To test out the BGE and its turkey-making capacity, last Sunday I squared off with it for an early dry run entitled, “Happy Thanksgiving, Things May Still Go Wrong.” I had, on my side, a bunch of charcoal, some pre-soaked hickory chips (the moisture better releases their flavor) and a ten pound turkey from Frank Reese’s Heritage Farms, one of the most humane poultry concerns in the country and certified by the Animal Welfare Program.
Franklin, I named my turkey Franklin, came with his legs tucked into its ass, like some sort of crazy yoga turkey. Happily, Franklin was flexible and easy to prepare. I’d say Franklin was a good-natured baby. I rinsed him inside and out with cold water and patted him dry. Though the recipe calls for BBQ dry rub, I made do with salt, pepper and some garlic powder. I introduced a halved yellow onion into his body cavity, for moisture, bound him and bid him lie on a trivet above a roasting pan. I threw a celery stick and another halved onion into the roasting pan along with 4 cups of low sodium organic chicken stock just so Franklin would have some things to play with during time out and took him to meet the Egg out back.
The Egg was holding steady at 350F. (The nice thing about the Egg is that it heats up quickly and holds steady with two adjustable air-flow vents that allow for almost instant and reliable adjusting.) A turkey takes 12-15 minutes per pound and it was T-2 hours until there would be boots on the ground so I placed Franklin, wet-skinned and beige, into the Egg, and told him I’d be back when he was browned and delicious and when his breast meat was at 160F (and the thigh meat read 170F). He sizzled, which is his way of saying, “KTHNXBAI.”

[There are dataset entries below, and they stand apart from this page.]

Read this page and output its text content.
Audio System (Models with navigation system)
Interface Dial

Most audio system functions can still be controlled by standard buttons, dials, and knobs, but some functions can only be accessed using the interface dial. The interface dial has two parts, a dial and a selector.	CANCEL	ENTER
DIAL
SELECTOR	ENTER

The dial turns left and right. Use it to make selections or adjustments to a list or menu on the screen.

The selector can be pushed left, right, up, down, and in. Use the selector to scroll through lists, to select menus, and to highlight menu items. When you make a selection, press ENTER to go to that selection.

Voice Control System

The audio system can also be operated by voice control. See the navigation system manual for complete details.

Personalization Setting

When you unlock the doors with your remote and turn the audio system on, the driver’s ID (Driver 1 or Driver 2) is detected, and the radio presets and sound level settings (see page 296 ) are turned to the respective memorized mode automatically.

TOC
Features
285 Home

Franklin matured in that Egg on that autumnal Sunday afternoon. When I returned in two and a half hours time, his skin had turned caramel brown and crispy. The chicken broth had been transubstantiated into his steaming flesh. He smelled nice, smoky and rich. I smelled obscenely like whisky for, having nothing else to do, I had joined my guests in drinking heavily. Franklin rested for a quarter of an hour, while he sucked up his own juices. When we ate him, he was unsurprisingly a smokier more flavorful bird. The hickory wood had gently tanned and toasted his skin while his breast remained moist.